From Brief Assistance to Systemic Advocacy
We have also used what we’ve learned about listening and building feedback loops to maximize new opportunities to engage with parents, caregivers and community members. We have conducted focus groups, consulted with parent advisory groups, and – most recently – asked clients to join us as paid advisory team members in our BUILD Health Challenge work.
These initiatives have allowed us to implement what we have learned about feedback loops in program areas outside our brief assistance work. For example, through BUILD we conducted advocacy training focused on developing parents’ systemic advocacy skills to improve health and housing in their communities. The training focused on helping parents develop personal stories and elevator pitches they can use to advocate for themselves and their community. After the training, we conducted a brief survey, and learned parents want more opportunities to develop advocacy skills, engage with legislative systems and learn more about data that is used to depict their community. Throughout the COVID-19 pandemic, we have conducted additional trainings and surveys to learn more about how we can help the community both in our individual representation and in ensuring clients have a voice in systemic advocacy in DC.
The Power of Listening
We believe in implementing feedback loops effectively – in a way that meaningfully improves our services and programs. This requires significant organizational change and a culture of learning among staff. We have found this work to be paramount in making our services more client-centered and creating opportunities for the families we work with to be decision-makers and leaders. We believe this work can build trust in marginalized communities. Earlier in our journey, we heard from one parent advisory group member that they didn’t know we would use their feedback. They had been asked to participate in surveys and focus groups many times, but no group had ever taken the time to share the results or ways the information was or had been used to improve. This comment has sustained us and our commitment to listening.

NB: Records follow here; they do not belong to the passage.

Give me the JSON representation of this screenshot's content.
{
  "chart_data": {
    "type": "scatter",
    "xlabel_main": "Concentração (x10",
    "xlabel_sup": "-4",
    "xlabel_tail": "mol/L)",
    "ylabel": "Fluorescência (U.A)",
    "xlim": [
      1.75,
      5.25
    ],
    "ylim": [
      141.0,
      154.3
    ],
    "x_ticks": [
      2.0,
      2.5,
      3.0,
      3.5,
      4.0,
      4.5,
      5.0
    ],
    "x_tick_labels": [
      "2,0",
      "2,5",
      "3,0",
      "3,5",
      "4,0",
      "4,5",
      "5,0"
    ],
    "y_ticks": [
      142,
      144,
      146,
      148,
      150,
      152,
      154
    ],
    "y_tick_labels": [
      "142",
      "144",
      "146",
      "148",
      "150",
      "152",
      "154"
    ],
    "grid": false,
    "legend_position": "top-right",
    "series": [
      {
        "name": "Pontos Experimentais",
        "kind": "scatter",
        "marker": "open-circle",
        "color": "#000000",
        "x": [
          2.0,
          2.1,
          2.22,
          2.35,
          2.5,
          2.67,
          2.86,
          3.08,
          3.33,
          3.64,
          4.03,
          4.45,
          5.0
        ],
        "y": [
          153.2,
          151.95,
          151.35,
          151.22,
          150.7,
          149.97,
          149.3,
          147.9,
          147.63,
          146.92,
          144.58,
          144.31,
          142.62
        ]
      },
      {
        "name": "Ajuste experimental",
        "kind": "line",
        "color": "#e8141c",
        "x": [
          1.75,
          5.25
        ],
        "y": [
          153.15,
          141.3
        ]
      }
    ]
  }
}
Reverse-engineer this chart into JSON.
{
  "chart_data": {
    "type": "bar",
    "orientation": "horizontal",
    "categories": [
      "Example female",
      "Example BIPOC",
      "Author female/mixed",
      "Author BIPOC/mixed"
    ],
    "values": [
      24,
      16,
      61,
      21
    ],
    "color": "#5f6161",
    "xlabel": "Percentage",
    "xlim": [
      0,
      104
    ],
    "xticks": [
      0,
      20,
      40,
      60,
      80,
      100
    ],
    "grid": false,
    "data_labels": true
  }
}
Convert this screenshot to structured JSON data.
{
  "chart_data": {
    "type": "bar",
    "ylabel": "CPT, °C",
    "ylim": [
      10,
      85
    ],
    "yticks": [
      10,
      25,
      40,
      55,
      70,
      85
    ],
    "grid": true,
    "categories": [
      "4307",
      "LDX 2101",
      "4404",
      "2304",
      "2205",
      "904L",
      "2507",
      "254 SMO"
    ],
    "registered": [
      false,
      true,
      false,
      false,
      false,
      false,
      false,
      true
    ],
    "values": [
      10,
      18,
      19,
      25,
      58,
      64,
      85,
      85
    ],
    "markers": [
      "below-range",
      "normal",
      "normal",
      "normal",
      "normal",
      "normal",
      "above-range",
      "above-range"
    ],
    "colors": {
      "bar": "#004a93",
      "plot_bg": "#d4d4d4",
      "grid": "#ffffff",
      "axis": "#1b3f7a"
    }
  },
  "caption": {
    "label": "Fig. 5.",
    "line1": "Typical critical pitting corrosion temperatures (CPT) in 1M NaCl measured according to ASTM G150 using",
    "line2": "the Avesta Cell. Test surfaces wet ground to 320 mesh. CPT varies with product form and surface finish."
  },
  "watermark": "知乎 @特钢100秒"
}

“I didn’t know you were listening or going to use what I said. I’ll provide even more feedback now.”
More about the author
Hannah Strauss is the Evaluation and Learning coordinator at Children’s Law Center in Washington, DC. She has a Masters degree in Sociology, Social Issues and Public Policy from the University of Amsterdam.
At CLC, she works collaboratively across programs on organizational learning, coordinates client-focused surveys and has a role in various projects that focus on the important intersection of equity and evaluation. When she is not at work, she can be found cooking up a storm in the kitchen and riding her bike around DC. She can be reached at [email protected].
More about DC’s Children’s Law Center
For 25 years, Children’s Law Center has been fighting so every DC child can grow up with a stable family, good health and quality education — and to live in a world in which racism, trauma and poverty are eliminated as barriers to success.
We reach more than 5,000 children and families each year — 1 out of 9 who live in DC’s more underserved/marginalized neighborhoods. Judges, pediatricians and families turn to us to advocate for children who are abused or neglected, who aren’t learning in school, or who have health problems that can’t be solved by medicine alone. Additionally, we partner with District agencies, the DC Council and community leaders to find or implement city-wide solutions that benefit all DC kids.